I. Current Core Situation of Today's Market (2026.6.30)



The current price is oscillating in the 59,500-60k USD range, dipping to a low of 58,900 USD intraday before a slight recovery. It saw a minor rebound in 24 hours but remains weak overall, with the $60,000 level shifting from support to strong resistance. The Crypto Fear & Greed Index is in the extreme fear zone (12-18). Market sentiment is low, trading volume is shrinking, and month-end capital withdrawal combined with continued net outflows from ETFs (large cumulative outflows in June, continuous outflows for several weeks) are the main short-term suppressing factors.
Technicals: Breaking below the 50/200-day moving averages forming a bearish alignment, RSI near oversold territory. Short-term rebounds are mostly oversold bounces driven by short covering, lacking sustained incremental capital support. Bitcoin dominance has risen to 57.89%, with capital flowing from altcoins back to BTC, but insufficient to reverse the macro liquidity pressure.

II. Core Bullish and Bearish Drivers

Bearish Dominates Short & Medium Term

1. Fed high interest rates/delayed rate cut expectations: Inflation persistence and hawkish rhetoric raise expectations of maintaining high rates or even hiking, tightening USD liquidity, pressuring valuations of non-yielding risk assets;
2. Continued withdrawal of spot institutional funds: ETFs see consecutive large net outflows, institutions reducing allocations, amplifying downside volatility;
3. Month-end capital withdrawal, quantitative deleveraging, and rumors of coin-holding companies selling off collectively amplify short-term selling pressure;
4. The halving cycle narrative has temporarily failed, with a significant pullback from highs above $70k, breaking the historical bull market rhythm and weakening confidence.
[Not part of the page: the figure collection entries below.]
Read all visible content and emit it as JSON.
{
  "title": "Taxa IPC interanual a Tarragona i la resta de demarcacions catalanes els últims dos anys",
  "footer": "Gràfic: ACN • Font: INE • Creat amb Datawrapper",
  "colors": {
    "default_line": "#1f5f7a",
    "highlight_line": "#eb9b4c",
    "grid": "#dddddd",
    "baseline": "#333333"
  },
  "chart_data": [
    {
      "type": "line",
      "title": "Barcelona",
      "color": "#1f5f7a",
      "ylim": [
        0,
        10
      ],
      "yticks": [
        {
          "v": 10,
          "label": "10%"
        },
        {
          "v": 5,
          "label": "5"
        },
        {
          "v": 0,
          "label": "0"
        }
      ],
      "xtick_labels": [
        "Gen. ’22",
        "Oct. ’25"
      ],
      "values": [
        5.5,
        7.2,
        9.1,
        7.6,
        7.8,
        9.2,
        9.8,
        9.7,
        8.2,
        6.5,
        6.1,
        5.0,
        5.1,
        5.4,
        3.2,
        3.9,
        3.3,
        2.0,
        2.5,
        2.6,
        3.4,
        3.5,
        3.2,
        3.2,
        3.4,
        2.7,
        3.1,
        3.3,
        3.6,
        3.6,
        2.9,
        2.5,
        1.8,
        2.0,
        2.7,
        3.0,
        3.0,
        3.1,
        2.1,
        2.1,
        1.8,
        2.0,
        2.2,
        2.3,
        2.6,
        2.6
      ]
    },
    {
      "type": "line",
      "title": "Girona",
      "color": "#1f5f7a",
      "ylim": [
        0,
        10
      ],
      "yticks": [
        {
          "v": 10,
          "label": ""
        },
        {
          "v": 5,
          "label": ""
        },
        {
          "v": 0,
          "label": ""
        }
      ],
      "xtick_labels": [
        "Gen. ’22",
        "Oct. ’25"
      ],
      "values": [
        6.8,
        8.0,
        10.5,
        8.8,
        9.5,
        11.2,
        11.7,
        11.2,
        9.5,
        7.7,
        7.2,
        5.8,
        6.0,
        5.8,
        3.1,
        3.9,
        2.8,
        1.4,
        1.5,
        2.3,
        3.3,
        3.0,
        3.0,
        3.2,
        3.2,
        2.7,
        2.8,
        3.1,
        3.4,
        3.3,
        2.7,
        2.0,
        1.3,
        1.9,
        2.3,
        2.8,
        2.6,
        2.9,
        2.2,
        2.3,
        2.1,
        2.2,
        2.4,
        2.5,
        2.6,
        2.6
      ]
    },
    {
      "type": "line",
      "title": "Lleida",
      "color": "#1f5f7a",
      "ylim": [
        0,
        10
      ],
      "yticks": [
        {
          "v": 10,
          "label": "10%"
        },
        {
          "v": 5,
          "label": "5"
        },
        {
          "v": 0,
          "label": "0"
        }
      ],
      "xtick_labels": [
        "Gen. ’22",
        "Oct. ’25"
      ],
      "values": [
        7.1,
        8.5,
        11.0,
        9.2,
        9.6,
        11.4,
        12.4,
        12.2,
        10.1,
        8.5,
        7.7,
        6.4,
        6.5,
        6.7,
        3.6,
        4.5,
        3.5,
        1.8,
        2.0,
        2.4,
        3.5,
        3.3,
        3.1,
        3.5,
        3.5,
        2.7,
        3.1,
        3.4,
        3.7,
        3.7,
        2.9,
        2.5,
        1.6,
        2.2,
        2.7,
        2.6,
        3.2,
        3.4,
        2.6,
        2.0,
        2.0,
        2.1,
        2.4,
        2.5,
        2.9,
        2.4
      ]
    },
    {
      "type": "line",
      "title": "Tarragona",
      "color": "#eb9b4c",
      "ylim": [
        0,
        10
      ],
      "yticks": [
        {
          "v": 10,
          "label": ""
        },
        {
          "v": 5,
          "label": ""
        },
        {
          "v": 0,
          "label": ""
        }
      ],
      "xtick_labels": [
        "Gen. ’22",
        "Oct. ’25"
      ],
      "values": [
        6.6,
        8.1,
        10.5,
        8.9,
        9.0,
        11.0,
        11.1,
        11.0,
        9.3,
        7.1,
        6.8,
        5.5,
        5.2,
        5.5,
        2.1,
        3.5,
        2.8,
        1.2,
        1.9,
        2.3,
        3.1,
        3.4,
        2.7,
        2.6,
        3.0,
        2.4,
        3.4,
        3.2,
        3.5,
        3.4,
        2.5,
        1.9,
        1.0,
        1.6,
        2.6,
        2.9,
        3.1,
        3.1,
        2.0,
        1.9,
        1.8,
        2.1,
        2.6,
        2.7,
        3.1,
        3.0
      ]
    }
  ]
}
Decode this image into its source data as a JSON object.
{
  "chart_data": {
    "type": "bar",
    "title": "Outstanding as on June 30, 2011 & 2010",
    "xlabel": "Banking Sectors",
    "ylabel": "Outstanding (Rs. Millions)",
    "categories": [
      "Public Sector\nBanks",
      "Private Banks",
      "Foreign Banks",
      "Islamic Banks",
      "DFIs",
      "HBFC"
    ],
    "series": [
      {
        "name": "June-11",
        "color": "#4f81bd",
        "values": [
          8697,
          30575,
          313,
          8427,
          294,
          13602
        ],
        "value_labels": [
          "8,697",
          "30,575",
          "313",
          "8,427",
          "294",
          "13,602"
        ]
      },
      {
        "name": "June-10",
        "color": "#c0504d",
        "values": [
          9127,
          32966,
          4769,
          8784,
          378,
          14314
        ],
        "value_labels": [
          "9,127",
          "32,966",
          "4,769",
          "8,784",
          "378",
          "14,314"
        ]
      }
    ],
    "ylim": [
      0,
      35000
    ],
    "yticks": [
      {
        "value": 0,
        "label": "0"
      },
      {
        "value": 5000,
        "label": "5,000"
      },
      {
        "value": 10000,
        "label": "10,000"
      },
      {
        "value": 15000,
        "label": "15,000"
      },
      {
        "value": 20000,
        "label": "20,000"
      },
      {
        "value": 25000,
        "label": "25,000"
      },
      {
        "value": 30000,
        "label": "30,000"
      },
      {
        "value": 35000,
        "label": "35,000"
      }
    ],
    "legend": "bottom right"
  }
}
Bullish Factors Are Structural and Long-term, Unlikely to Drive Short-term Surges

1. Long-term on-chain addresses continue to accumulate: Addresses with coins unmoved for over 155 days are accumulating, and existing chips are leaving the circulating supply, indicating core long-term holders are not panic selling;
2. Leverage liquidation release: The concentrated selling pressure from earlier contracts has been cleared, short-term downside momentum has temporarily weakened, making it easier to trigger technical rebounds;
3. Marginal easing of overseas regulations in some cases and the long-term institutional allocation narrative still exist, but only provide emotional impulses, unable to reverse the macro trend.

III. Trend and Strategy Viewpoints Differentiation (Only analyzing mainstream market trading perspectives, strictly no copycat operations)

1. Short-term intraday: Mainly weak oscillation, with support around 59,000 and strong resistance at 60,500-61,000; a weak upward move is likely to fall back, rebounds are mostly corrective, chasing highs is very risky and prone to stop-losses from rapid pullbacks; in extreme cases, be alert to a break below the 58,000 area triggering a chain of stop-losses and further decline;
2. Medium-term (1-4 weeks): Focus on US inflation/Fed statements and whether ETF fund flows can stop declining and start replenishing. If high-rate expectations remain unchanged and capital continues to outflow, it will likely grind lower with repeated range-bound oscillations;
3. Long-term perspective divergence: The pessimistic side believes liquidity tightening and regulatory risks will lead to further downside; the optimistic side anchors on scarcity and institutional compliance ecosystem accumulation, believing that panic bottoming is a window for long-term phased accumulation, but the cycle is measured in quarters/years with high uncertainty and large drawdown potential.

Summary: Today's market is characterized by weak bottoming under panic sentiment with slight recovery in a volatile range. Macro liquidity and ETF outflows outweigh structural positives, making a trend reversal unlikely in the short term. Only impulsive rebound opportunities exist. Individuals should not participate in trading. Those already holding positions need to be highly vigilant about liquidity exhaustion and regulatory risks, strictly control leverage and positions, and avoid concentrated capital allocation.